Courts recognize that a petitioner's failure to receive timely notice of an unfavorable state court decision may potentially constitute cause to excuse a procedural default. See, e.g., Nicholson v. Morgan, No. 3:20-cv-2545, 2022 WL 4072473, at *9 (N.D. Ohio Aug. 11, 2022), report and recommendation adopted, 2022 WL 4017507 (N.D. Ohio Sept. 2, 2022) (noting petitioner “could arguably establish cause to excuse his procedural default because notice of the March 25, 2019 order denying his Rule 26(B) application to reopen was not mailed to him directly and he did not receive notice of the decision until long after the 45-day window within which to appeal to the Ohio Supreme Court”); Brown v. Miller, No. 4:16 CV 600, 2017 WL 10574328, at *11 (N.D. Ohio Oct. 30, 2017), report and recommendation adopted, 2018 WL 5023745 (N.D. Ohio Oct. 17, 2018) (concluding that petitioner had potential cause to excuse procedural default where petitioner asserted that he was unaware of court of appeals decision). But as noted above, the state court docket confirms that a copy of the Eleventh District's judgment was mailed to Mr. Crytzer on December 5, 2019. Mr. Crytzer's bare assertion that he did not receive notice of the judgment does not overcome the affirmative evidence present in the state court's docket and does not establish cause to excuse procedural default.

Mr. Crytzer also alleges closures, holidays, and COVID-19 restrictions limited his access to the prison law library. (ECF #1 at PageID 13). But this is of no import. Mr. Crytzer admits he did not file a notice of appeal or supporting memorandum to the Supreme Court of Ohio because the Rules of Practice of the Supreme Court of Ohio do not allow for delayed appeals brought pursuant to App. R. 26(B). (Id., citing S.Ct. Prac. R. 7.01(A)(4)(c)). It is not clear how limited access to the prison law library prevented him from timely filing an appeal when he never had reason to draft the appeal and therefore would not require those resources. In any event, restrictions on access to the prison law library are insufficient to constitute cause to excuse the default. Bonilla v. Hurley, 370 F.3d 494, 498 (6th Cir. 2004).

As noted above, Mr. Crytzer has not presented evidence supporting his argument that a fundamental miscarriage of justice will occur if the claims are not reviewed. Because Mr. Crytzer cannot establish cause and prejudice to excuse the procedural default and has not shown a fundamental miscarriage of justice will occur, Grounds Four through Thirteen are procedurally defaulted. I recommend the District Court DISMISS them.

V. Ground Fourteen Is Procedurally Defaulted.

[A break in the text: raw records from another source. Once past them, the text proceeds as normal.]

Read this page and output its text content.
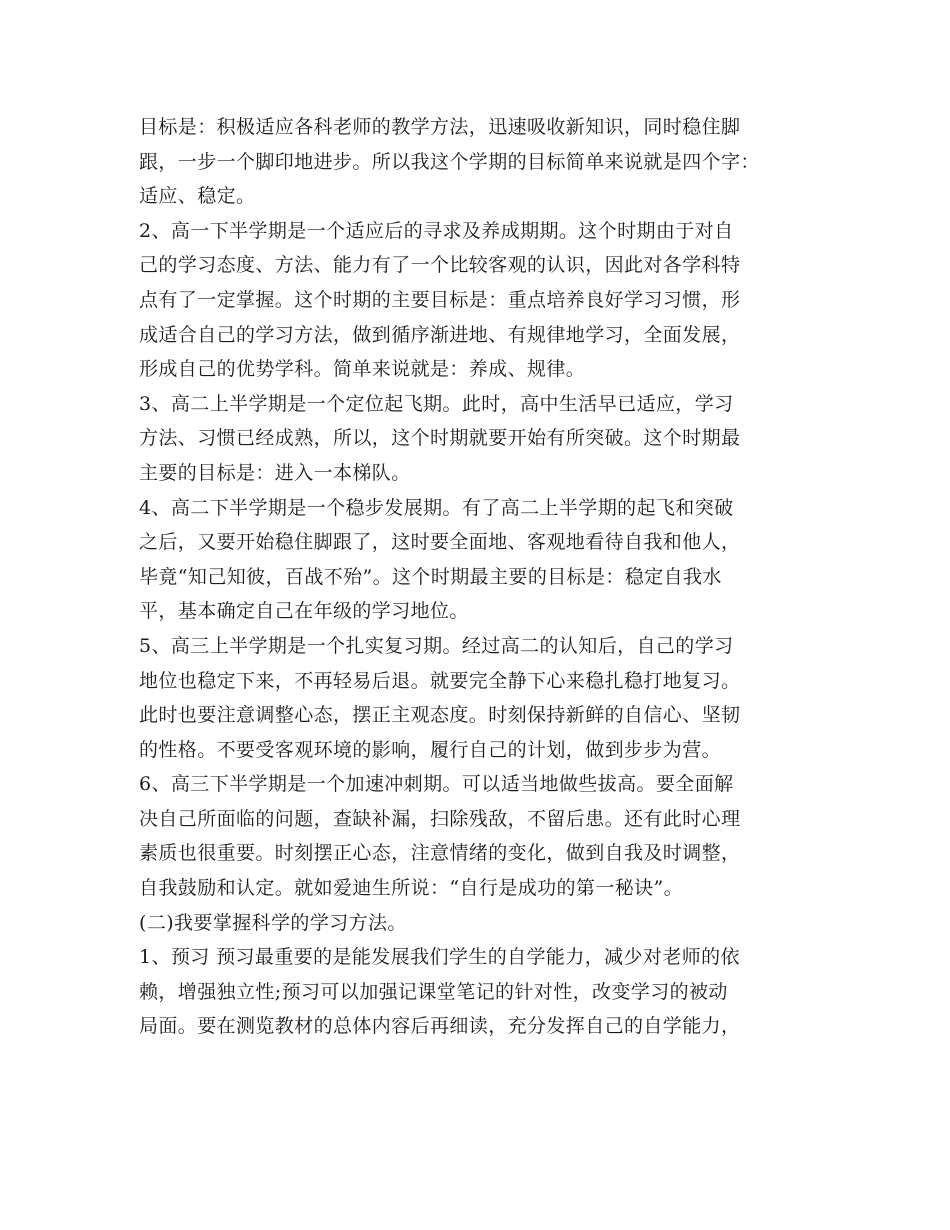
目标是：积极适应各科老师的教学方法，迅速吸收新知识，同时稳住脚
跟，一步一个脚印地进步。所以我这个学期的目标简单来说就是四个字：
适应、稳定。
2、高一下半学期是一个适应后的寻求及养成期期。这个时期由于对自
己的学习态度、方法、能力有了一个比较客观的认识，因此对各学科特
点有了一定掌握。这个时期的主要目标是：重点培养良好学习习惯，形
成适合自己的学习方法，做到循序渐进地、有规律地学习，全面发展，
形成自己的优势学科。简单来说就是：养成、规律。
3、高二上半学期是一个定位起飞期。此时，高中生活早已适应，学习
方法、习惯已经成熟，所以，这个时期就要开始有所突破。这个时期最
主要的目标是：进入一本梯队。
4、高二下半学期是一个稳步发展期。有了高二上半学期的起飞和突破
之后，又要开始稳住脚跟了，这时要全面地、客观地看待自我和他人，
毕竟“知己知彼，百战不殆”。这个时期最主要的目标是：稳定自我水
平，基本确定自己在年级的学习地位。
5、高三上半学期是一个扎实复习期。经过高二的认知后，自己的学习
地位也稳定下来，不再轻易后退。就要完全静下心来稳扎稳打地复习。
此时也要注意调整心态，摆正主观态度。时刻保持新鲜的自信心、坚韧
的性格。不要受客观环境的影响，履行自己的计划，做到步步为营。
6、高三下半学期是一个加速冲刺期。可以适当地做些拔高。要全面解
决自己所面临的问题，查缺补漏，扫除残敌，不留后患。还有此时心理
素质也很重要。时刻摆正心态，注意情绪的变化，做到自我及时调整，
自我鼓励和认定。就如爱迪生所说：“自行是成功的第一秘诀”。
(二)我要掌握科学的学习方法。
1、预习 预习最重要的是能发展我们学生的自学能力，减少对老师的依
赖，增强独立性;预习可以加强记课堂笔记的针对性，改变学习的被动
局面。要在测览教材的总体内容后再细读，充分发挥自己的自学能力，
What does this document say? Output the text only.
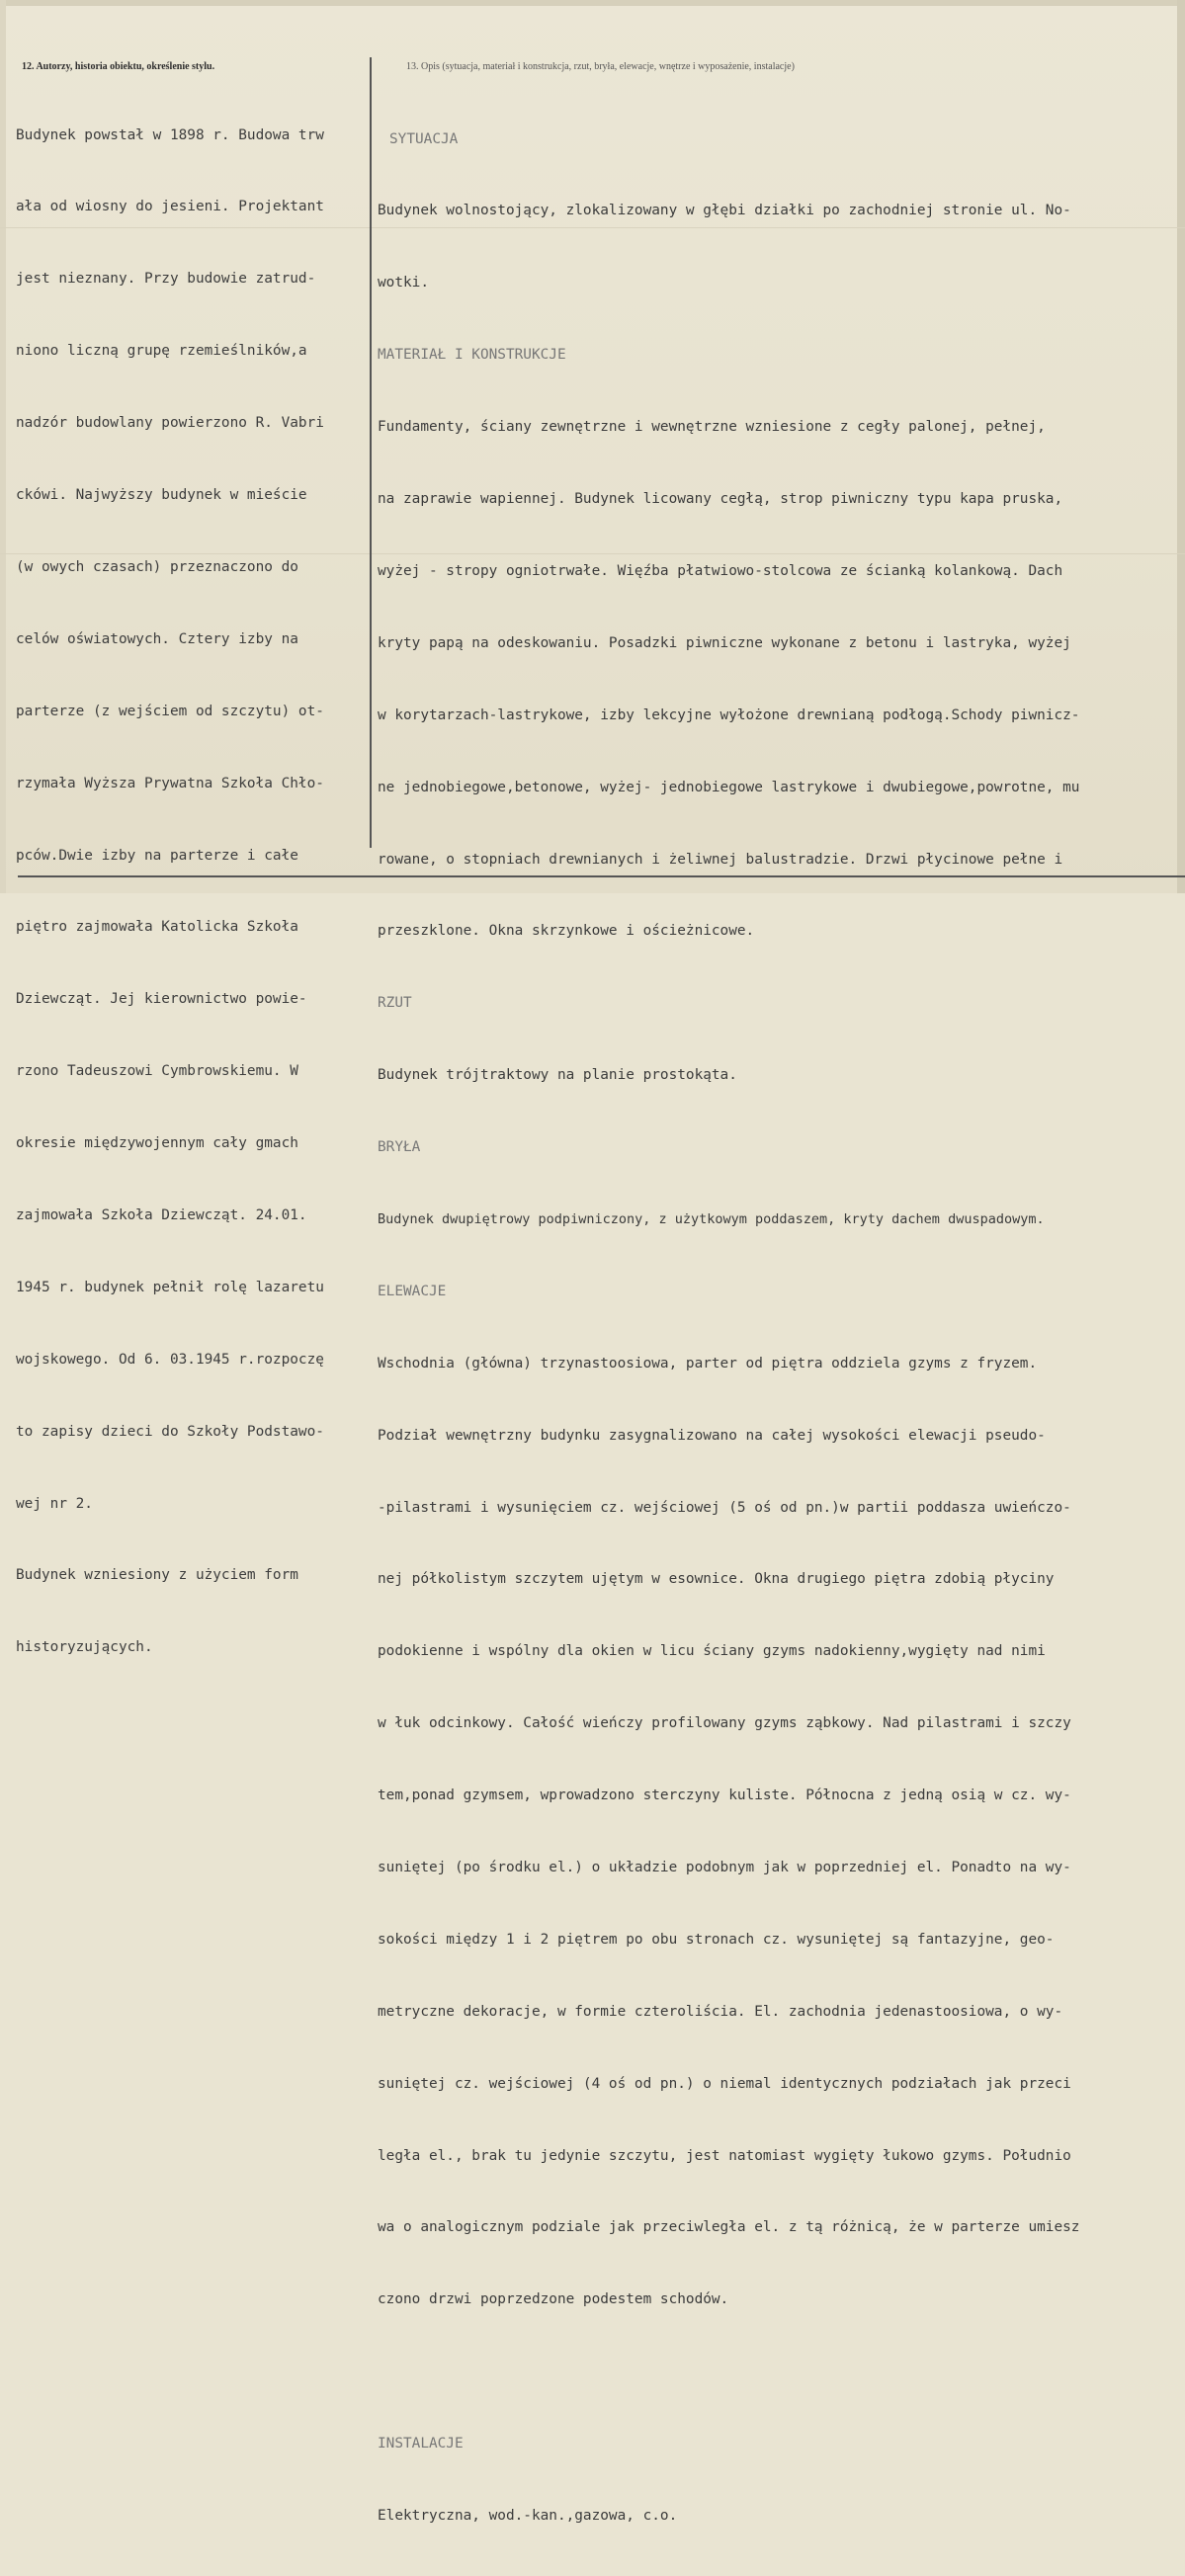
12. Autorzy, historia obiektu, określenie stylu.	13. Opis (sytuacja, materiał i konstrukcja, rzut, bryła, elewacje, wnętrze i wyposażenie, instalacje)

Budynek powstał w 1898 r. Budowa trw

ała od wiosny do jesieni. Projektant

jest nieznany. Przy budowie zatrud-

niono liczną grupę rzemieślników,a

nadzór budowlany powierzono R. Vabri

ckówi. Najwyższy budynek w mieście

(w owych czasach) przeznaczono do

celów oświatowych. Cztery izby na

parterze (z wejściem od szczytu) ot-

rzymała Wyższa Prywatna Szkoła Chło-

pców.Dwie izby na parterze i całe

piętro zajmowała Katolicka Szkoła

Dziewcząt. Jej kierownictwo powie-

rzono Tadeuszowi Cymbrowskiemu. W

okresie międzywojennym cały gmach

zajmowała Szkoła Dziewcząt. 24.01.

1945 r. budynek pełnił rolę lazaretu

wojskowego. Od 6. 03.1945 r.rozpoczę

to zapisy dzieci do Szkoły Podstawo-

wej nr 2.

Budynek wzniesiony z użyciem form

historyzujących.

SYTUACJA

Budynek wolnostojący, zlokalizowany w głębi działki po zachodniej stronie ul. No-

wotki.

MATERIAŁ I KONSTRUKCJE

Fundamenty, ściany zewnętrzne i wewnętrzne wzniesione z cegły palonej, pełnej,

na zaprawie wapiennej. Budynek licowany cegłą, strop piwniczny typu kapa pruska,

wyżej - stropy ogniotrwałe. Więźba płatwiowo-stolcowa ze ścianką kolankową. Dach

kryty papą na odeskowaniu. Posadzki piwniczne wykonane z betonu i lastryka, wyżej

w korytarzach-lastrykowe, izby lekcyjne wyłożone drewnianą podłogą.Schody piwnicz-

ne jednobiegowe,betonowe, wyżej- jednobiegowe lastrykowe i dwubiegowe,powrotne, mu

rowane, o stopniach drewnianych i żeliwnej balustradzie. Drzwi płycinowe pełne i

przeszklone. Okna skrzynkowe i ościeżnicowe.

RZUT

Budynek trójtraktowy na planie prostokąta.

BRYŁA

Budynek dwupiętrowy podpiwniczony, z użytkowym poddaszem, kryty dachem dwuspadowym.

ELEWACJE

Wschodnia (główna) trzynastoosiowa, parter od piętra oddziela gzyms z fryzem.

Podział wewnętrzny budynku zasygnalizowano na całej wysokości elewacji pseudo-

-pilastrami i wysunięciem cz. wejściowej (5 oś od pn.)w partii poddasza uwieńczo-

nej półkolistym szczytem ujętym w esownice. Okna drugiego piętra zdobią płyciny

podokienne i wspólny dla okien w licu ściany gzyms nadokienny,wygięty nad nimi

w łuk odcinkowy. Całość wieńczy profilowany gzyms ząbkowy. Nad pilastrami i szczy

tem,ponad gzymsem, wprowadzono sterczyny kuliste. Północna z jedną osią w cz. wy-

suniętej (po środku el.) o układzie podobnym jak w poprzedniej el. Ponadto na wy-

sokości między 1 i 2 piętrem po obu stronach cz. wysuniętej są fantazyjne, geo-

metryczne dekoracje, w formie czteroliścia. El. zachodnia jedenastoosiowa, o wy-

suniętej cz. wejściowej (4 oś od pn.) o niemal identycznych podziałach jak przeci

legła el., brak tu jedynie szczytu, jest natomiast wygięty łukowo gzyms. Południo

wa o analogicznym podziale jak przeciwległa el. z tą różnicą, że w parterze umiesz

czono drzwi poprzedzone podestem schodów.

INSTALACJE

Elektryczna, wod.-kan.,gazowa, c.o.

Ground Fourteen is procedurally defaulted because Mr. Crytzer failed to raise it in state court and pursue it through the state's “ordinary appellate review procedures.” Williams, 460 F.3d at 806. More accurately, Mr. Crytzer failed to raise the issue in state court at all. Claims never raised in state court are defaulted, barring federal habeas review. Franklin v. Bradshaw, 695 F.3d 439, 454 (6th Cir. 2012). Addressed above, Mr. Crytzer's arguments are insufficient to establish cause and prejudice or a fundamental miscarriage of justice to overcome procedural default. Therefore, I recommend the District Court DISMISS Ground Fourteen as procedurally defaulted.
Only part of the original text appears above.